Des dizaines de personnes se sont rassemblées devant le bureau régional de la ZCTU, où le responsable régional de la fédération, Ambrose Sibanda, leur a demandé de se disperser en attendant une nouvelle date pour manifester.

L’appel à protester a tourné court

La fédération entendait protester contre la flambée des prix, l’introduction d’un nouvel impôt sur les transactions électroniques et les pénuries de biens de consommation courante comme le carburant, l’huile, le riz ou les médicaments.

La situation économique, déjà très tendue au Zimbabwe, s’est brusquement détériorée ces derniers jours, après l’annonce de l’introduction d’une taxe de 2% sur toutes les transactions électroniques, très prisées des Zimbabwéens en l’absence du manque criant de liquidités.

Faute de devises étrangères, des restaurants et pharmacies ont dû fermer temporairement, le carburant est rationné, comme certaines denrées dans les supermarchés, rappelant la crise de 2008 quand Robert Mugabe était au pouvoir.

Le nouveau président zimbabwéen Emmerson Mnangagwa, qui a succédé en novembre à Robert Mugabe, a promis de relancer l’économie moribonde de son pays.

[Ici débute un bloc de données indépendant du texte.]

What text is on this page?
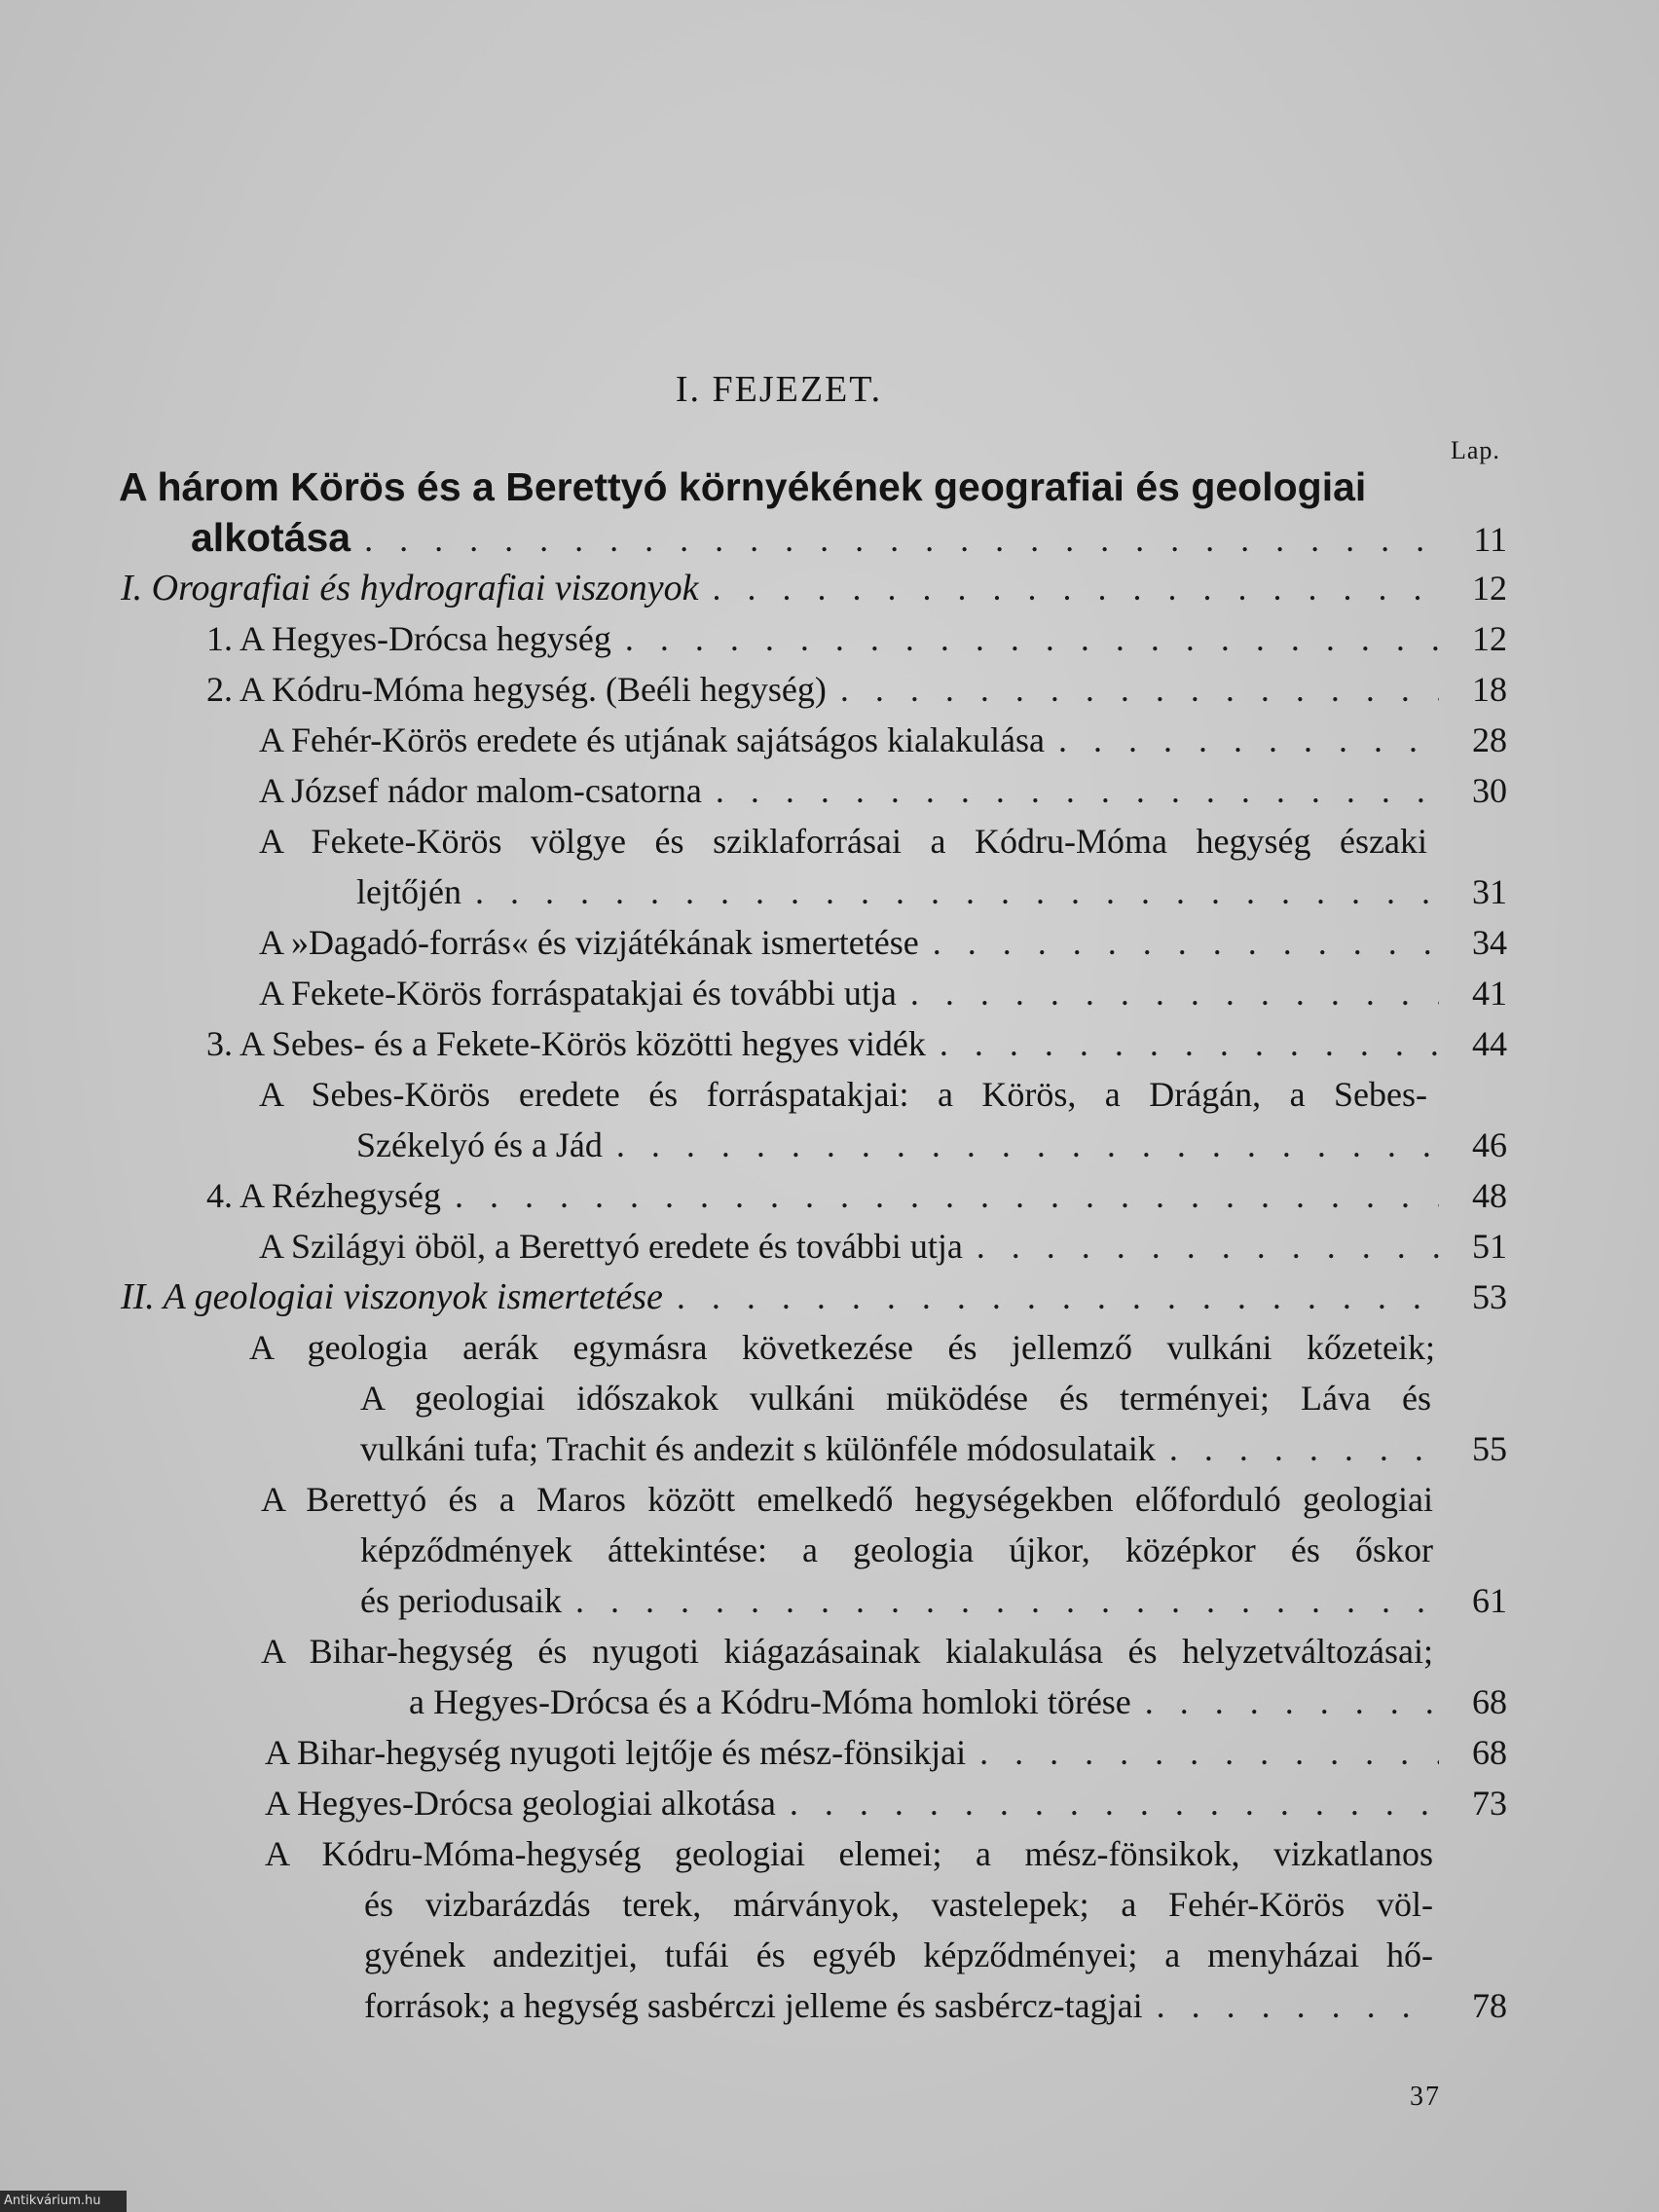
I. FEJEZET.
Lap.
A három Körös és a Berettyó környékének geografiai és geologiai
alkotása . . .	11
I. Orografiai és hydrografiai viszonyok . . .	12
1. A Hegyes-Drócsa hegység . . .	12
2. A Kódru-Móma hegység. (Beéli hegység) . . .	18
A Fehér-Körös eredete és utjának sajátságos kialakulása . . .	28
A József nádor malom-csatorna . . .	30
A Fekete-Körös völgye és sziklaforrásai a Kódru-Móma hegység északi
lejtőjén . . .	31
A »Dagadó-forrás« és vizjátékának ismertetése . . .	34
A Fekete-Körös forráspatakjai és további utja . . .	41
3. A Sebes- és a Fekete-Körös közötti hegyes vidék . . .	44
A Sebes-Körös eredete és forráspatakjai: a Körös, a Drágán, a Sebes-
Székelyó és a Jád . . .	46
4. A Rézhegység . . .	48
A Szilágyi öböl, a Berettyó eredete és további utja . . .	51
II. A geologiai viszonyok ismertetése . . .	53
A geologia aerák egymásra következése és jellemző vulkáni kőzeteik;
A geologiai időszakok vulkáni müködése és terményei; Láva és
vulkáni tufa; Trachit és andezit s különféle módosulataik . . .	55
A Berettyó és a Maros között emelkedő hegységekben előforduló geologiai
képződmények áttekintése: a geologia újkor, középkor és őskor
és periodusaik . . .	61
A Bihar-hegység és nyugoti kiágazásainak kialakulása és helyzetváltozásai;
a Hegyes-Drócsa és a Kódru-Móma homloki törése . . .	68
A Bihar-hegység nyugoti lejtője és mész-fönsikjai . . .	68
A Hegyes-Drócsa geologiai alkotása . . .	73
A Kódru-Móma-hegység geologiai elemei; a mész-fönsikok, vizkatlanos
és vizbarázdás terek, márványok, vastelepek; a Fehér-Körös völ-
gyének andezitjei, tufái és egyéb képződményei; a menyházai hő-
források; a hegység sasbérczi jelleme és sasbércz-tagjai . . .	78
37
Antikvárium.hu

En 2009, en raison d’une inflation galopante, le Zimbabwe avait été contraint d’abandonner sa devise, le dollar zimbabwéen, au profit du dollar américain.

Mais cette solution a montré ses limites. En 2016, devant la fuite des billets verts, le gouvernement a introduit des « bonds notes », sortes d’obligations, d’une valeur identique au dollar américain. Là encore, l’opération a échoué.